First of all, it's pure genius that at the entrance of this buffet are fast-pay machines??? If the line is long and you don't feel like wasting away in it, jump over to the machine and pay for your meal tickets. You get to skip the pay line, and trot down to where they seat you. One of the things that really kills Vegas buffets for me are the longass lines, so this place immediately got five stars from me. Read on to see why I knocked one off...

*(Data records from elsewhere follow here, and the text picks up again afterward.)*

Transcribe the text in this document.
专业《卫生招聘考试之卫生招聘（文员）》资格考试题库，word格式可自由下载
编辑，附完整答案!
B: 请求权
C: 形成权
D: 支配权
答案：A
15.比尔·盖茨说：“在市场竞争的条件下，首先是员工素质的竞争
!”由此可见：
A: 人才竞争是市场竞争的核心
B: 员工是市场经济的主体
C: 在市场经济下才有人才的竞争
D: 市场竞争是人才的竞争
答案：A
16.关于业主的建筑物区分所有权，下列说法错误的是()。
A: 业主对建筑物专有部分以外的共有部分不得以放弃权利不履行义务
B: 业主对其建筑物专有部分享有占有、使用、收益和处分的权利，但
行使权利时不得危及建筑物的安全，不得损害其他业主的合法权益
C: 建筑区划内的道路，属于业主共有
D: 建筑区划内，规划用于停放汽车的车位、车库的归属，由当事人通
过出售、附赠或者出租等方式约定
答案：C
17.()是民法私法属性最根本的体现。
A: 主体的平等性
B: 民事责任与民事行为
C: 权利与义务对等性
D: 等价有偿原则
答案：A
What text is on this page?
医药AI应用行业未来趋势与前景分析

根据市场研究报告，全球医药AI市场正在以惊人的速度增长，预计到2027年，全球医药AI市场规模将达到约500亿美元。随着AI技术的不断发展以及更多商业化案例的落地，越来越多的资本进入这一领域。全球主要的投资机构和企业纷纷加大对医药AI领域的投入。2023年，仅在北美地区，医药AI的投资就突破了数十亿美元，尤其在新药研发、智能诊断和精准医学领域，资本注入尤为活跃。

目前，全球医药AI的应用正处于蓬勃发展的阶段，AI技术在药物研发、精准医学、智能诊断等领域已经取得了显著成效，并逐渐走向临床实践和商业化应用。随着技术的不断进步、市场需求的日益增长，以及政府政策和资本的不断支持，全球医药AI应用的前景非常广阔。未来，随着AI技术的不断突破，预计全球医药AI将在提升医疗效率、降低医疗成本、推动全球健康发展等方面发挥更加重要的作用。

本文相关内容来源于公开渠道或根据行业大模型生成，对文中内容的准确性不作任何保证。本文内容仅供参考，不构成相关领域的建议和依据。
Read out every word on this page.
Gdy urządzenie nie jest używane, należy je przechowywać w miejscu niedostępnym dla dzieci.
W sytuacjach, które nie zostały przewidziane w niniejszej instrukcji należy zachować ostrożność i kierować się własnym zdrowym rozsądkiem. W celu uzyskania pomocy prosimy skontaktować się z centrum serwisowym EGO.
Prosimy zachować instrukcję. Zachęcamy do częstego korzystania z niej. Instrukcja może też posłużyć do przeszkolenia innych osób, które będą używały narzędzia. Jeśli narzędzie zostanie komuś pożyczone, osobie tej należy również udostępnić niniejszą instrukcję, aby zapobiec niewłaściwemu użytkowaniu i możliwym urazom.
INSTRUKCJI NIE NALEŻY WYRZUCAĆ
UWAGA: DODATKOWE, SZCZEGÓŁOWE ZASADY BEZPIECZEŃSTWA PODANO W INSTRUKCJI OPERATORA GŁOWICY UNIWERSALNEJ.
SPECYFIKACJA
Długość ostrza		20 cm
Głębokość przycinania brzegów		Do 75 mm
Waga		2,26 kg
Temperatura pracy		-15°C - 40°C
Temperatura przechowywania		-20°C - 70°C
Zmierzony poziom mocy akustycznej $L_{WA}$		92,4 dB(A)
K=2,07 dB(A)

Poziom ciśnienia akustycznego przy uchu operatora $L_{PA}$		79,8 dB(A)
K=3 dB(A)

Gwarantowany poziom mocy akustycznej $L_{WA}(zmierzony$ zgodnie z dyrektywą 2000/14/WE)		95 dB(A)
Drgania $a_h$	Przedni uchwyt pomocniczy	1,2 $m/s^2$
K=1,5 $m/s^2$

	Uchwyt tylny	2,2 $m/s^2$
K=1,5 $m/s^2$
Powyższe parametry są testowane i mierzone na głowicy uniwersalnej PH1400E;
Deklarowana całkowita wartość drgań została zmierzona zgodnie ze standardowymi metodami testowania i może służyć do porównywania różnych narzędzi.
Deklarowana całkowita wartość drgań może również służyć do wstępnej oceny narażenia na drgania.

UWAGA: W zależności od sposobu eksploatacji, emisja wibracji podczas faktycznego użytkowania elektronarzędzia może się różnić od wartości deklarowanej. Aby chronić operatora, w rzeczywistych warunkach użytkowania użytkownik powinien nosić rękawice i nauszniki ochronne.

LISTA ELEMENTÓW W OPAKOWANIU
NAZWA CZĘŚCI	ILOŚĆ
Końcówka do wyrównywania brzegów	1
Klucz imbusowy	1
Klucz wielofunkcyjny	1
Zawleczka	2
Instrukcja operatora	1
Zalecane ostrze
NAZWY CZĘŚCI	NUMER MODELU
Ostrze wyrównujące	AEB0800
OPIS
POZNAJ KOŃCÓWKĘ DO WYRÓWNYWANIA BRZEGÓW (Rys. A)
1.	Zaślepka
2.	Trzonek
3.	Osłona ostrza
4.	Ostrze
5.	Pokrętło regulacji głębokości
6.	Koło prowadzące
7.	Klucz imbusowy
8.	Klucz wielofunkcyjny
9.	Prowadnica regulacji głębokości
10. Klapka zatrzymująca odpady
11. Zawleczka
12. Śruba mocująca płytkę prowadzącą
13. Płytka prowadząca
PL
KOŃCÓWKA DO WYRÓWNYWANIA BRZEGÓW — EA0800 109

Apparently there were at least three wedding receptions going on here (why the hell you would have your reception at a Vegas buffet is beyond me), because the lines to get food were ridiculous. My friend and I also got cut in line by five fat bozos who apparently thought a foot of space between me and the person in front of me meant "yes please cut me, cuz I'm not hungry either." Let me tell you, cutting two hungry, cranky asian girls in line is NOT a smart move. The setup wasn't very genius though. There were about three or four big different sections with food, but people were lining up in ONE long line. It didn't seem to matter if you wanted to go down the whole row of food, or if you wanted just one thing, because either way, people were not about to make room for you. After realizing that we were too small and kept getting trampled on, we sent the bfs in to get the work done.
On to the food!! Their breaded shrimp = AMAAAZING. I'm a sucker for breaded stuff (yea, sue me), and their shrimp was really good. The pasta station also made personalized pasta for you.. tasty as well. Crab meat yum, oysters I was told were yum, pork tenderloin yum... everything was pretty yum. After the giganto crowds diminished, it was way easier to go back and pick my faves out on my plate. But the way it was going when we first got there.. not cool.